Набив карманы, марабуты возвращаются в Марокко. Бо́льшую часть добычи оставляют, разумеется, себе, остаток сдают султану. А тот и рад. Ведь иначе казна не получила бы даже таких крох. Взамен он не скупится на восхваления и почести этим талантливым сборщикам дани.

Оказалось, что марабут, подобранный нашими друзьями в пустыне, посещал оазисы туарегов, обещая им, что пожертвования пойдут на уничтожение неверных в Европе. Сложно сказать, что им двигало. То ли религиозное рвение, то ли желание потуже набить суму.

К несчастью, караванщики, к которым он прибился, однажды утром отправились в путь, не разбудив его. Бедолага проснулся в песках без припасов, без верблюда и едва не закончил свои дни в желудке голодного леопарда.

Досыта наевшись и отдохнув, марабут как ни в чем не бывало встал. Словно и не он пять дней бродил по Сахаре. Пора было его допросить и поспешить в Берамет, пока нужный им караван не ушел слишком далеко на юг.

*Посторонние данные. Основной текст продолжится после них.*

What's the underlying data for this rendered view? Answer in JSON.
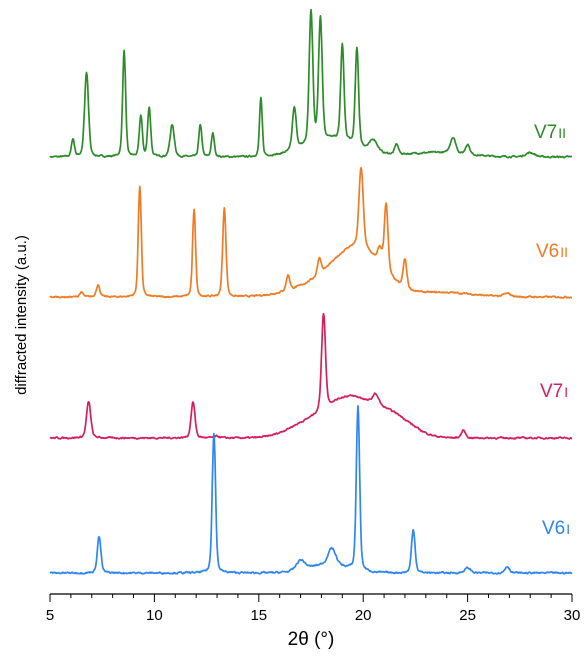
{
  "chart_data": {
    "type": "line",
    "title": "",
    "xlabel": "2θ (°)",
    "ylabel": "diffracted intensity (a.u.)",
    "xlim": [
      5,
      30
    ],
    "x_ticks": [
      5,
      10,
      15,
      20,
      25,
      30
    ],
    "y_ticks": [],
    "grid": false,
    "legend": "inline labels at right end of each trace",
    "series": [
      {
        "name": "V7II",
        "label_main": "V7",
        "label_sub": "II",
        "color": "#2e8b2a",
        "baseline": 0.0,
        "peaks": [
          {
            "x": 6.1,
            "h": 0.12,
            "w": 0.1
          },
          {
            "x": 6.75,
            "h": 0.58,
            "w": 0.13
          },
          {
            "x": 8.55,
            "h": 0.73,
            "w": 0.1
          },
          {
            "x": 9.35,
            "h": 0.28,
            "w": 0.1
          },
          {
            "x": 9.75,
            "h": 0.34,
            "w": 0.1
          },
          {
            "x": 10.85,
            "h": 0.22,
            "w": 0.14
          },
          {
            "x": 12.2,
            "h": 0.22,
            "w": 0.1
          },
          {
            "x": 12.8,
            "h": 0.16,
            "w": 0.1
          },
          {
            "x": 15.1,
            "h": 0.4,
            "w": 0.09
          },
          {
            "x": 16.7,
            "h": 0.29,
            "w": 0.13
          },
          {
            "x": 17.5,
            "h": 0.91,
            "w": 0.12
          },
          {
            "x": 17.95,
            "h": 0.85,
            "w": 0.12
          },
          {
            "x": 19.0,
            "h": 0.66,
            "w": 0.11
          },
          {
            "x": 19.7,
            "h": 0.67,
            "w": 0.11
          },
          {
            "x": 20.5,
            "h": 0.08,
            "w": 0.25
          },
          {
            "x": 21.6,
            "h": 0.07,
            "w": 0.12
          },
          {
            "x": 24.3,
            "h": 0.11,
            "w": 0.18
          },
          {
            "x": 25.0,
            "h": 0.07,
            "w": 0.14
          },
          {
            "x": 28.0,
            "h": 0.03,
            "w": 0.3
          }
        ],
        "humps": [
          {
            "x": 18.5,
            "h": 0.12,
            "w": 1.8
          },
          {
            "x": 23.5,
            "h": 0.03,
            "w": 2.0
          }
        ]
      },
      {
        "name": "V6II",
        "label_main": "V6",
        "label_sub": "II",
        "color": "#ee7c26",
        "baseline": 0.0,
        "peaks": [
          {
            "x": 6.5,
            "h": 0.03,
            "w": 0.12
          },
          {
            "x": 7.3,
            "h": 0.08,
            "w": 0.12
          },
          {
            "x": 9.3,
            "h": 0.74,
            "w": 0.1
          },
          {
            "x": 11.9,
            "h": 0.58,
            "w": 0.1
          },
          {
            "x": 13.35,
            "h": 0.59,
            "w": 0.11
          },
          {
            "x": 16.4,
            "h": 0.1,
            "w": 0.12
          },
          {
            "x": 17.9,
            "h": 0.11,
            "w": 0.12
          },
          {
            "x": 19.9,
            "h": 0.53,
            "w": 0.14
          },
          {
            "x": 20.8,
            "h": 0.1,
            "w": 0.15
          },
          {
            "x": 21.1,
            "h": 0.45,
            "w": 0.12
          },
          {
            "x": 22.0,
            "h": 0.19,
            "w": 0.12
          },
          {
            "x": 26.9,
            "h": 0.02,
            "w": 0.25
          }
        ],
        "humps": [
          {
            "x": 19.8,
            "h": 0.3,
            "w": 1.6
          },
          {
            "x": 18.0,
            "h": 0.08,
            "w": 2.0
          },
          {
            "x": 23.8,
            "h": 0.03,
            "w": 2.0
          }
        ]
      },
      {
        "name": "V7I",
        "label_main": "V7",
        "label_sub": "I",
        "color": "#d41f5c",
        "baseline": 0.0,
        "peaks": [
          {
            "x": 6.85,
            "h": 0.24,
            "w": 0.14
          },
          {
            "x": 11.85,
            "h": 0.24,
            "w": 0.13
          },
          {
            "x": 13.0,
            "h": 0.01,
            "w": 0.2
          },
          {
            "x": 18.1,
            "h": 0.64,
            "w": 0.13
          },
          {
            "x": 20.6,
            "h": 0.07,
            "w": 0.2
          },
          {
            "x": 24.8,
            "h": 0.05,
            "w": 0.14
          }
        ],
        "humps": [
          {
            "x": 19.3,
            "h": 0.27,
            "w": 1.7
          },
          {
            "x": 21.5,
            "h": 0.12,
            "w": 1.3
          },
          {
            "x": 17.0,
            "h": 0.06,
            "w": 1.2
          }
        ]
      },
      {
        "name": "V6I",
        "label_main": "V6",
        "label_sub": "I",
        "color": "#2f86f0",
        "baseline": 0.0,
        "peaks": [
          {
            "x": 7.35,
            "h": 0.22,
            "w": 0.12
          },
          {
            "x": 12.85,
            "h": 0.85,
            "w": 0.11
          },
          {
            "x": 17.0,
            "h": 0.06,
            "w": 0.28
          },
          {
            "x": 18.5,
            "h": 0.1,
            "w": 0.25
          },
          {
            "x": 19.75,
            "h": 1.0,
            "w": 0.11
          },
          {
            "x": 22.4,
            "h": 0.26,
            "w": 0.12
          },
          {
            "x": 25.0,
            "h": 0.03,
            "w": 0.2
          },
          {
            "x": 26.9,
            "h": 0.04,
            "w": 0.15
          }
        ],
        "humps": [
          {
            "x": 18.3,
            "h": 0.05,
            "w": 1.3
          }
        ]
      }
    ]
  }
}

Маркиз предложил туземцу трубку, набитую отличным табаком, и в лоб сказал:

— Я знаю, что вы были свидетелем расправы с французской экспедицией полковника Флаттерса.

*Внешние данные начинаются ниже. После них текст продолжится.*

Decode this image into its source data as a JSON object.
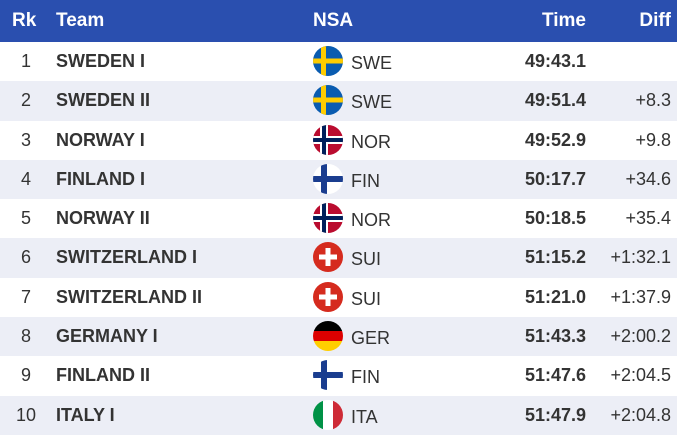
{
  "header": {
    "rk": "Rk",
    "team": "Team",
    "nsa": "NSA",
    "time": "Time",
    "diff": "Diff"
  },
  "colors": {
    "header_bg": "#2a4faf",
    "row_alt": "#eceef6"
  },
  "rows": [
    {
      "rk": "1",
      "team": "SWEDEN I",
      "flag": "swe-flag-icon",
      "nsa": "SWE",
      "time": "49:43.1",
      "diff": ""
    },
    {
      "rk": "2",
      "team": "SWEDEN II",
      "flag": "swe-flag-icon",
      "nsa": "SWE",
      "time": "49:51.4",
      "diff": "+8.3"
    },
    {
      "rk": "3",
      "team": "NORWAY I",
      "flag": "nor-flag-icon",
      "nsa": "NOR",
      "time": "49:52.9",
      "diff": "+9.8"
    },
    {
      "rk": "4",
      "team": "FINLAND I",
      "flag": "fin-flag-icon",
      "nsa": "FIN",
      "time": "50:17.7",
      "diff": "+34.6"
    },
    {
      "rk": "5",
      "team": "NORWAY II",
      "flag": "nor-flag-icon",
      "nsa": "NOR",
      "time": "50:18.5",
      "diff": "+35.4"
    },
    {
      "rk": "6",
      "team": "SWITZERLAND I",
      "flag": "sui-flag-icon",
      "nsa": "SUI",
      "time": "51:15.2",
      "diff": "+1:32.1"
    },
    {
      "rk": "7",
      "team": "SWITZERLAND II",
      "flag": "sui-flag-icon",
      "nsa": "SUI",
      "time": "51:21.0",
      "diff": "+1:37.9"
    },
    {
      "rk": "8",
      "team": "GERMANY I",
      "flag": "ger-flag-icon",
      "nsa": "GER",
      "time": "51:43.3",
      "diff": "+2:00.2"
    },
    {
      "rk": "9",
      "team": "FINLAND II",
      "flag": "fin-flag-icon",
      "nsa": "FIN",
      "time": "51:47.6",
      "diff": "+2:04.5"
    },
    {
      "rk": "10",
      "team": "ITALY I",
      "flag": "ita-flag-icon",
      "nsa": "ITA",
      "time": "51:47.9",
      "diff": "+2:04.8"
    }
  ]
}
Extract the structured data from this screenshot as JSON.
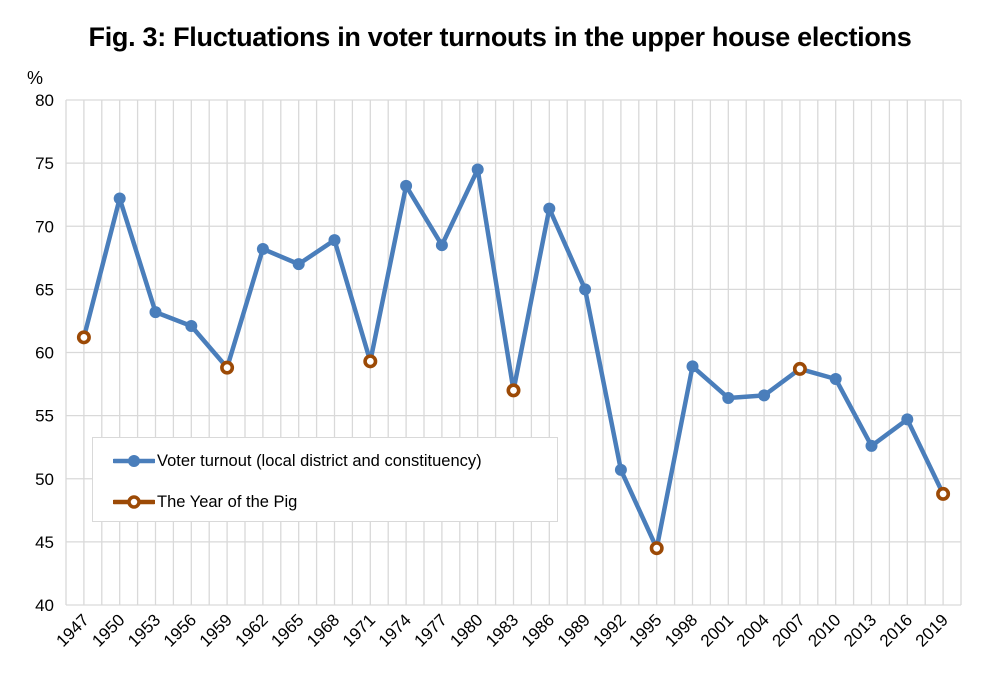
{
  "title": "Fig. 3: Fluctuations in voter turnouts in the upper house elections",
  "colors": {
    "turnout": "#4a7ebb",
    "pig": "#9c4a06",
    "grid": "#d9d9d9"
  },
  "chart_data": {
    "type": "line",
    "title": "Fig. 3: Fluctuations in voter turnouts in the upper house elections",
    "xlabel": "",
    "ylabel": "%",
    "ylim": [
      40,
      80
    ],
    "yticks": [
      40,
      45,
      50,
      55,
      60,
      65,
      70,
      75,
      80
    ],
    "grid": true,
    "legend_position": "lower-left inside",
    "categories": [
      "1947",
      "1950",
      "1953",
      "1956",
      "1959",
      "1962",
      "1965",
      "1968",
      "1971",
      "1974",
      "1977",
      "1980",
      "1983",
      "1986",
      "1989",
      "1992",
      "1995",
      "1998",
      "2001",
      "2004",
      "2007",
      "2010",
      "2013",
      "2016",
      "2019"
    ],
    "series": [
      {
        "name": "Voter turnout (local district and constituency)",
        "values": [
          61.2,
          72.2,
          63.2,
          62.1,
          58.8,
          68.2,
          67.0,
          68.9,
          59.3,
          73.2,
          68.5,
          74.5,
          57.0,
          71.4,
          65.0,
          50.7,
          44.5,
          58.9,
          56.4,
          56.6,
          58.7,
          57.9,
          52.6,
          54.7,
          48.8
        ]
      },
      {
        "name": "The Year of the Pig",
        "years": [
          "1947",
          "1959",
          "1971",
          "1983",
          "1995",
          "2007",
          "2019"
        ],
        "values": [
          61.2,
          58.8,
          59.3,
          57.0,
          44.5,
          58.7,
          48.8
        ]
      }
    ]
  },
  "legend": {
    "items": [
      {
        "label": "Voter turnout (local district and constituency)",
        "marker": "filled-circle-line"
      },
      {
        "label": "The Year of the Pig",
        "marker": "hollow-circle-line"
      }
    ]
  }
}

Опешивший марабут вытащил трубку изо рта и уставился на маркиза. Немного придя в себя, он с некоторым беспокойством спросил:

— Вам-то что за дело?

Потом приподнялся и, внимательно разглядев де Сартена, воскликнул:

— А! Так вы не марокканец, вы — европеец в арабском платье. Или я не марабут!

— Вы не ошибаетесь, — спокойно подтвердил маркиз.

— Наверное, француз?

— Почти. Алжирец.

— Что вы делаете в Сахаре?

— Направляюсь в Сенегал по торговым делам.

— А мне почему-то кажется, что вы направляетесь к туарегам.

— Зачем? Чтобы повторить судьбу Флаттерса? Ведь все члены экспедиции были убиты.

— Все? Ха-ха!

— Так вам что-то известно? Неужели кто-нибудь из несчастных выжил?

Марабут молчал. Теперь он смотрел на маркиза и его спутников с тревогой, не ускользнувшей от зоркого взгляда корсиканца.

— Послушайте, — предложил де Сартен, — расскажите мне честно все, что знаете об этой трагедии, и я подарю вам верблюда и хорошую винтовку. С ними вы легко доберетесь до Марокко.

— Разве вы не возьмете меня с собой?

— К чему? Нам надо на юг, вам — на север.

— Давно ли вы покинули Алжир?

— Два месяца тому.

— Следовательно, не слыхали, что один из проводников был арестован и отравлен?

— Нет. Я уехал из Алжира, когда пришли первые вести о случившемся с экспедицией. Смелее же! Рассказывайте! Я уже и сам догадался, что вам многое известно об этой драме.

Поколебавшись, марабут произнес дрожащим голосом:

— Надеюсь, меня не посчитают сообщником туарегов…

— На этот счет не беспокойтесь. Все знают, что марабуты — святые люди, а не разбойники.

— И если я все расскажу, вы меня отпустите? — продолжал допытываться марабут.

— Слово чести.

— У этого святоши явно рыльце в пушку, — пробормотал Рокко. — Сам же, наверное, и натравил туарегов на «неверных».